6.3.1	The data exploration phase must be used to confirm whether the data set is suitable for modelling purposes. The objective is to understand the nature and composition of the data set at hand and to identify expected or unusual patterns in the data. In this process, critical thinking and judgement is expected from the modelling team.
6.3.2	Descriptive statistics should be produced across both the dependent and independent variables. For instance, for credit risk modelling, such exploration is relevant to identify whether obligors have homogeneous features per segment and or market risk modelling, such exploration is relevant to assess whether the market liquidity of the underlying product is sufficient to ensure a minimum reliability of the market factor time series.
6.3.3	Institutions must clearly state the outcome of the data exploration step, that is, whether the data is fit for modelling or not.
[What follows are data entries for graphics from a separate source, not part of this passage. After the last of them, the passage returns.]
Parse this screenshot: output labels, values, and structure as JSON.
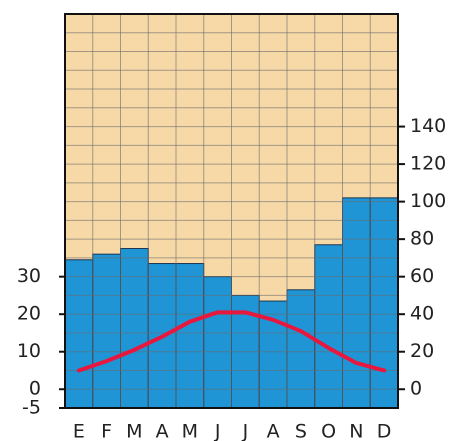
{
  "chart_data": {
    "type": "bar",
    "categories": [
      "E",
      "F",
      "M",
      "A",
      "M",
      "J",
      "J",
      "A",
      "S",
      "O",
      "N",
      "D"
    ],
    "series": [
      {
        "type": "bar",
        "axis": "y2",
        "color": "#1f95d6",
        "values": [
          69,
          72,
          75,
          67,
          67,
          60,
          50,
          47,
          53,
          77,
          102,
          102
        ]
      },
      {
        "type": "line",
        "axis": "y",
        "color": "#e8173d",
        "values": [
          5,
          7.5,
          10.5,
          14,
          18,
          20.5,
          20.5,
          18.5,
          15.5,
          11,
          7,
          5
        ]
      }
    ],
    "ylim": [
      -5,
      100
    ],
    "yticks": [
      -5,
      0,
      10,
      20,
      30
    ],
    "y2lim": [
      -10,
      200
    ],
    "y2ticks": [
      0,
      20,
      40,
      60,
      80,
      100,
      120,
      140
    ],
    "grid": true,
    "background": "#f7d9a8"
  }
}
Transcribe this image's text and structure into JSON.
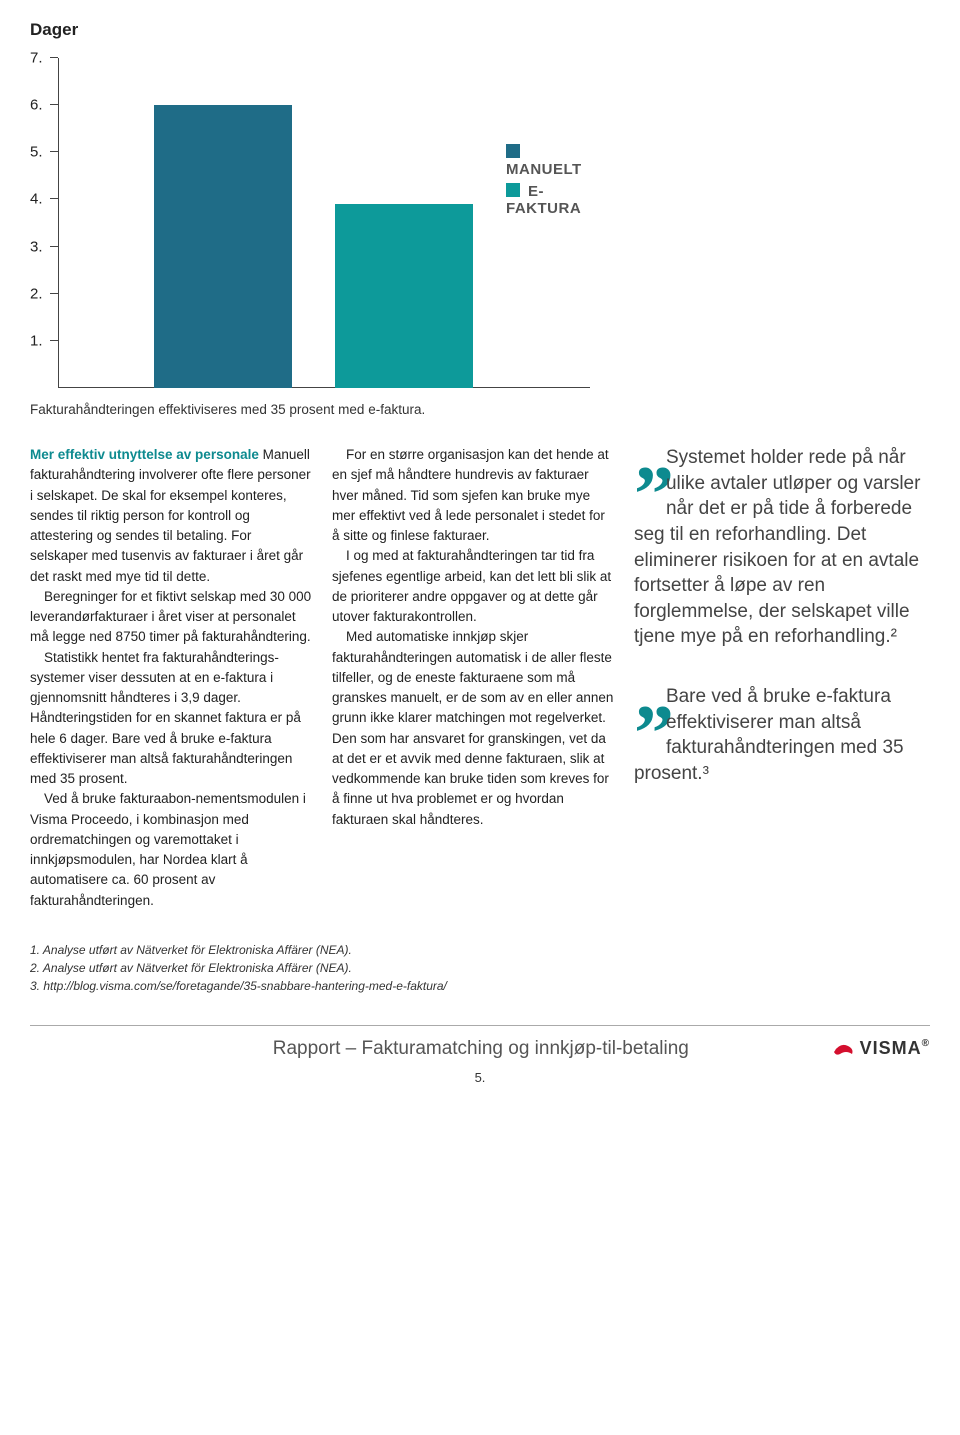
{
  "chart": {
    "type": "bar",
    "title": "Dager",
    "y_ticks": [
      "1.",
      "2.",
      "3.",
      "4.",
      "5.",
      "6.",
      "7."
    ],
    "y_max": 7,
    "axis_color": "#444444",
    "bars": [
      {
        "value": 6.0,
        "color": "#1f6c87",
        "left_pct": 18,
        "width_pct": 26
      },
      {
        "value": 3.9,
        "color": "#0d9a9a",
        "left_pct": 52,
        "width_pct": 26
      }
    ],
    "legend": [
      {
        "label": "MANUELT",
        "color": "#1f6c87",
        "top_pct": 26
      },
      {
        "label": "E-FAKTURA",
        "color": "#0d9a9a",
        "top_pct": 38
      }
    ],
    "caption": "Fakturahåndteringen effektiviseres med 35 prosent med e-faktura."
  },
  "body": {
    "col1_heading": "Mer effektiv utnyttelse av personale",
    "col1_p1": " Manuell fakturahåndtering involverer ofte flere personer i selskapet. De skal for eksempel konteres, sendes til riktig person for kontroll og attestering og sendes til betaling. For selskaper med tusenvis av fakturaer i året går det raskt med mye tid til dette.",
    "col1_p2": "Beregninger for et fiktivt selskap med 30 000 leverandørfakturaer i året viser at personalet må legge ned 8750 timer på fakturahåndtering.",
    "col1_p3": "Statistikk hentet fra fakturahåndterings-systemer viser dessuten at en e-faktura i gjennomsnitt håndteres i 3,9 dager. Håndteringstiden for en skannet faktura er på hele 6 dager. Bare ved å bruke e-faktura effektiviserer man altså fakturahåndteringen med 35 prosent.",
    "col1_p4": "Ved å bruke fakturaabon-nementsmodulen i Visma Proceedo, i kombinasjon med ordrematchingen og varemottaket i innkjøpsmodulen, har Nordea klart å automatisere ca. 60 prosent av fakturahåndteringen.",
    "col2_p1": "For en større organisasjon kan det hende at en sjef må håndtere hundrevis av fakturaer hver måned. Tid som sjefen kan bruke mye mer effektivt ved å lede personalet i stedet for å sitte og finlese fakturaer.",
    "col2_p2": "I og med at fakturahåndteringen tar tid fra sjefenes egentlige arbeid, kan det lett bli slik at de prioriterer andre oppgaver og at dette går utover fakturakontrollen.",
    "col2_p3": "Med automatiske innkjøp skjer fakturahåndteringen automatisk i de aller fleste tilfeller, og de eneste fakturaene som må granskes manuelt, er de som av en eller annen grunn ikke klarer matchingen mot regelverket. Den som har ansvaret for granskingen, vet da at det er et avvik med denne fakturaen, slik at vedkommende kan bruke tiden som kreves for å finne ut hva problemet er og hvordan fakturaen skal håndteres.",
    "quote1": "Systemet holder rede på når ulike avtaler utløper og varsler når det er på tide å forberede seg til en reforhandling. Det eliminerer risikoen for at en avtale fortsetter å løpe av ren forglemmelse, der selskapet ville tjene mye på en reforhandling.²",
    "quote2": "Bare ved å bruke e-faktura effektiviserer man altså fakturahåndteringen med 35 prosent.³"
  },
  "footnotes": {
    "f1": "1. Analyse utført av Nätverket för Elektroniska Affärer (NEA).",
    "f2": "2. Analyse utført av Nätverket för Elektroniska Affärer (NEA).",
    "f3": "3. http://blog.visma.com/se/foretagande/35-snabbare-hantering-med-e-faktura/"
  },
  "footer": {
    "title": "Rapport – Fakturamatching og innkjøp-til-betaling",
    "logo": "VISMA",
    "page": "5.",
    "logo_color": "#d40f2e"
  }
}
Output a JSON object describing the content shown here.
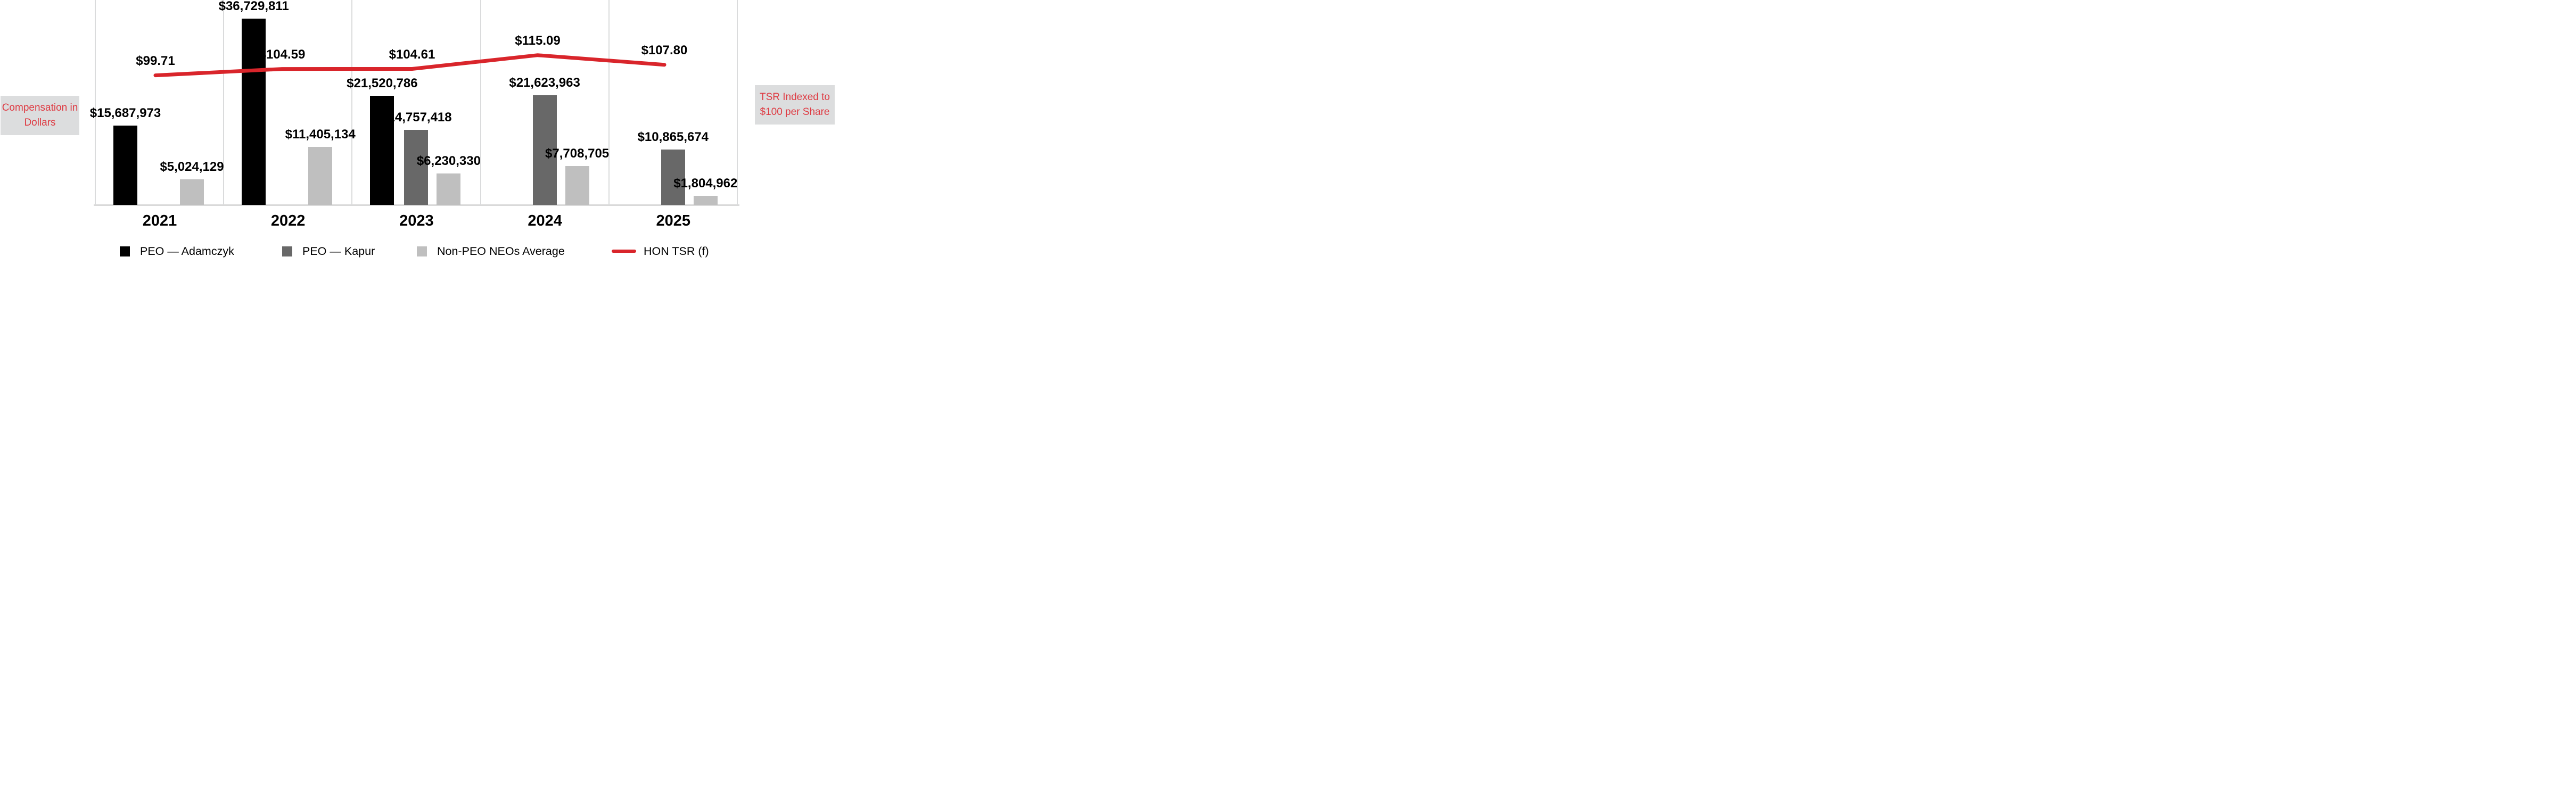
{
  "chart_data": {
    "type": "bar+line combo",
    "categories": [
      "2021",
      "2022",
      "2023",
      "2024",
      "2025"
    ],
    "series": [
      {
        "name": "PEO — Adamczyk",
        "slug": "peo-adamczyk",
        "color": "#000000",
        "values": [
          15687973,
          36729811,
          21520786,
          null,
          null
        ],
        "value_labels": [
          "$15,687,973",
          "$36,729,811",
          "$21,520,786",
          null,
          null
        ]
      },
      {
        "name": "PEO — Kapur",
        "slug": "peo-kapur",
        "color": "#686868",
        "values": [
          null,
          null,
          14757418,
          21623963,
          10865674
        ],
        "value_labels": [
          null,
          null,
          "$14,757,418",
          "$21,623,963",
          "$10,865,674"
        ]
      },
      {
        "name": "Non-PEO NEOs Average",
        "slug": "non-peo-neos-average",
        "color": "#BFBFBF",
        "values": [
          5024129,
          11405134,
          6230330,
          7708705,
          1804962
        ],
        "value_labels": [
          "$5,024,129",
          "$11,405,134",
          "$6,230,330",
          "$7,708,705",
          "$1,804,962"
        ]
      }
    ],
    "line_series": {
      "name": "HON TSR (f)",
      "slug": "hon-tsr",
      "color": "#D9252B",
      "values": [
        99.71,
        104.59,
        104.61,
        115.09,
        107.8
      ],
      "value_labels": [
        "$99.71",
        "$104.59",
        "$104.61",
        "$115.09",
        "$107.80"
      ]
    },
    "left_axis_note_lines": [
      "Compensation in",
      "Dollars"
    ],
    "right_axis_note_lines": [
      "TSR Indexed to",
      "$100 per Share"
    ],
    "grid": "vertical-only",
    "legend_position": "bottom"
  },
  "legend": {
    "items": [
      {
        "label": "PEO — Adamczyk",
        "swatch": "black-square"
      },
      {
        "label": "PEO — Kapur",
        "swatch": "dark-gray-square"
      },
      {
        "label": "Non-PEO NEOs Average",
        "swatch": "light-gray-square"
      },
      {
        "label": "HON TSR (f)",
        "swatch": "red-line"
      }
    ]
  },
  "colors": {
    "peo_adamczyk": "#000000",
    "peo_kapur": "#686868",
    "non_peo_neos": "#BFBFBF",
    "tsr_line": "#D9252B",
    "note_box_bg": "#DCDDDE",
    "note_text": "#DE3B43",
    "gridline": "#DADBDC"
  }
}
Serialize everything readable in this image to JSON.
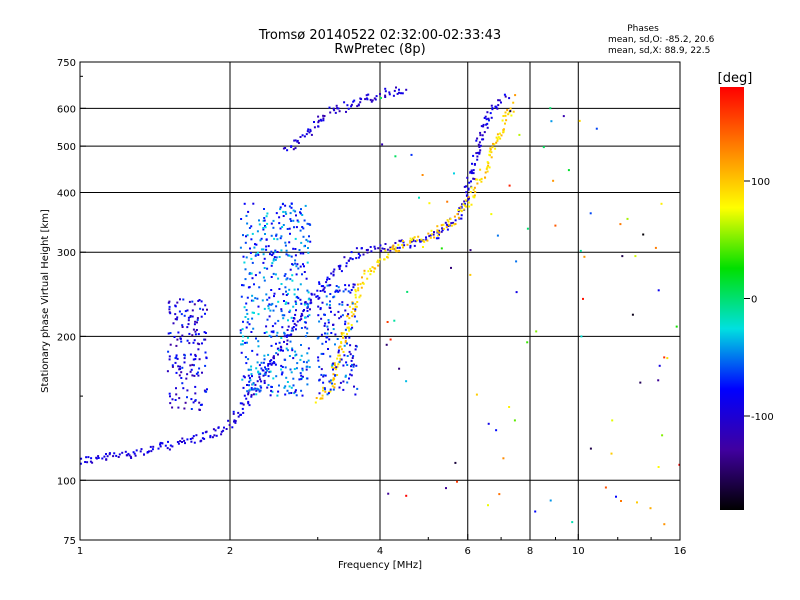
{
  "chart_data": {
    "type": "scatter",
    "title": "Tromsø 20140522 02:32:00-02:33:43",
    "subtitle": "RwPretec (8p)",
    "stats": {
      "header": "Phases",
      "line_o": "mean, sd,O: -85.2, 20.6",
      "line_x": "mean, sd,X: 88.9, 22.5"
    },
    "xlabel": "Frequency [MHz]",
    "ylabel": "Stationary phase Virtual Height [km]",
    "x_scale": "log",
    "y_scale": "log",
    "xlim": [
      1,
      16
    ],
    "ylim": [
      75,
      750
    ],
    "x_ticks": [
      1,
      2,
      4,
      6,
      8,
      10,
      16
    ],
    "x_tick_labels": [
      "1",
      "2",
      "4",
      "6",
      "8",
      "10",
      "16"
    ],
    "x_gridlines": [
      2,
      4,
      6,
      8,
      10
    ],
    "y_ticks": [
      75,
      100,
      200,
      300,
      400,
      500,
      600,
      750
    ],
    "y_tick_labels": [
      "75",
      "100",
      "200",
      "300",
      "400",
      "500",
      "600",
      "750"
    ],
    "y_gridlines": [
      100,
      200,
      300,
      400,
      500,
      600
    ],
    "grid": true,
    "colorbar": {
      "label": "[deg]",
      "range": [
        -180,
        180
      ],
      "ticks": [
        -100,
        0,
        100
      ],
      "tick_labels": [
        "-100",
        "0",
        "100"
      ],
      "colors": [
        "#ff0000",
        "#ff8000",
        "#ffff00",
        "#00e000",
        "#00e0e0",
        "#0000ff",
        "#4000a0",
        "#000000"
      ]
    },
    "traces": [
      {
        "description": "O-mode trace lower",
        "phase": -95,
        "points": [
          [
            1.0,
            110
          ],
          [
            1.1,
            111
          ],
          [
            1.2,
            113
          ],
          [
            1.35,
            115
          ],
          [
            1.5,
            118
          ],
          [
            1.65,
            121
          ],
          [
            1.8,
            124
          ],
          [
            1.95,
            128
          ],
          [
            2.05,
            135
          ],
          [
            2.2,
            150
          ],
          [
            2.35,
            168
          ],
          [
            2.5,
            185
          ],
          [
            2.65,
            205
          ],
          [
            2.8,
            225
          ],
          [
            3.0,
            248
          ],
          [
            3.2,
            268
          ],
          [
            3.4,
            285
          ],
          [
            3.6,
            298
          ],
          [
            3.9,
            305
          ],
          [
            4.2,
            308
          ],
          [
            4.6,
            312
          ],
          [
            5.0,
            320
          ],
          [
            5.4,
            335
          ],
          [
            5.7,
            355
          ],
          [
            5.9,
            380
          ],
          [
            6.1,
            430
          ],
          [
            6.3,
            500
          ],
          [
            6.5,
            560
          ],
          [
            6.8,
            610
          ],
          [
            7.2,
            640
          ]
        ]
      },
      {
        "description": "O-mode trace upper",
        "phase": -100,
        "points": [
          [
            2.6,
            485
          ],
          [
            2.8,
            520
          ],
          [
            3.0,
            560
          ],
          [
            3.2,
            590
          ],
          [
            3.5,
            610
          ],
          [
            3.8,
            630
          ],
          [
            4.1,
            645
          ],
          [
            4.5,
            655
          ]
        ]
      },
      {
        "description": "X-mode trace",
        "phase": 95,
        "points": [
          [
            3.0,
            148
          ],
          [
            3.2,
            158
          ],
          [
            3.4,
            200
          ],
          [
            3.6,
            248
          ],
          [
            3.8,
            272
          ],
          [
            4.0,
            290
          ],
          [
            4.3,
            305
          ],
          [
            4.7,
            318
          ],
          [
            5.2,
            330
          ],
          [
            5.6,
            350
          ],
          [
            6.0,
            380
          ],
          [
            6.4,
            430
          ],
          [
            6.8,
            500
          ],
          [
            7.1,
            560
          ],
          [
            7.4,
            610
          ]
        ]
      },
      {
        "description": "Spread cluster 2.1-2.9 MHz",
        "phase": -60,
        "x_range": [
          2.1,
          2.9
        ],
        "y_range": [
          150,
          380
        ]
      },
      {
        "description": "Spread cluster 1.5-1.8 MHz",
        "phase": -95,
        "x_range": [
          1.5,
          1.8
        ],
        "y_range": [
          140,
          240
        ]
      },
      {
        "description": "Spread cluster 3.0-3.6 MHz",
        "phase": -75,
        "x_range": [
          3.0,
          3.6
        ],
        "y_range": [
          150,
          260
        ]
      }
    ]
  }
}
In the latter case, the development process must stop and additional suitable data must be sourced. Consequently, data unavailability must not excuse unreliable and inaccurate model output.
6.3.4	The exploration of data can lead to unusual, counterintuitive or even illogical patterns. Such features should not be immediately accepted as a mere consequence of the data. Instead, the modelling team is expected to analyse further these patterns at a lower level of granularity to understand their origin. Subsequently, either (i) the pattern should be accepted as a matter of fact, or (ii) the data should be adjusted, or (iii) the data set should be replaced. This investigation must be fully documented because it has material consequences on model calibration.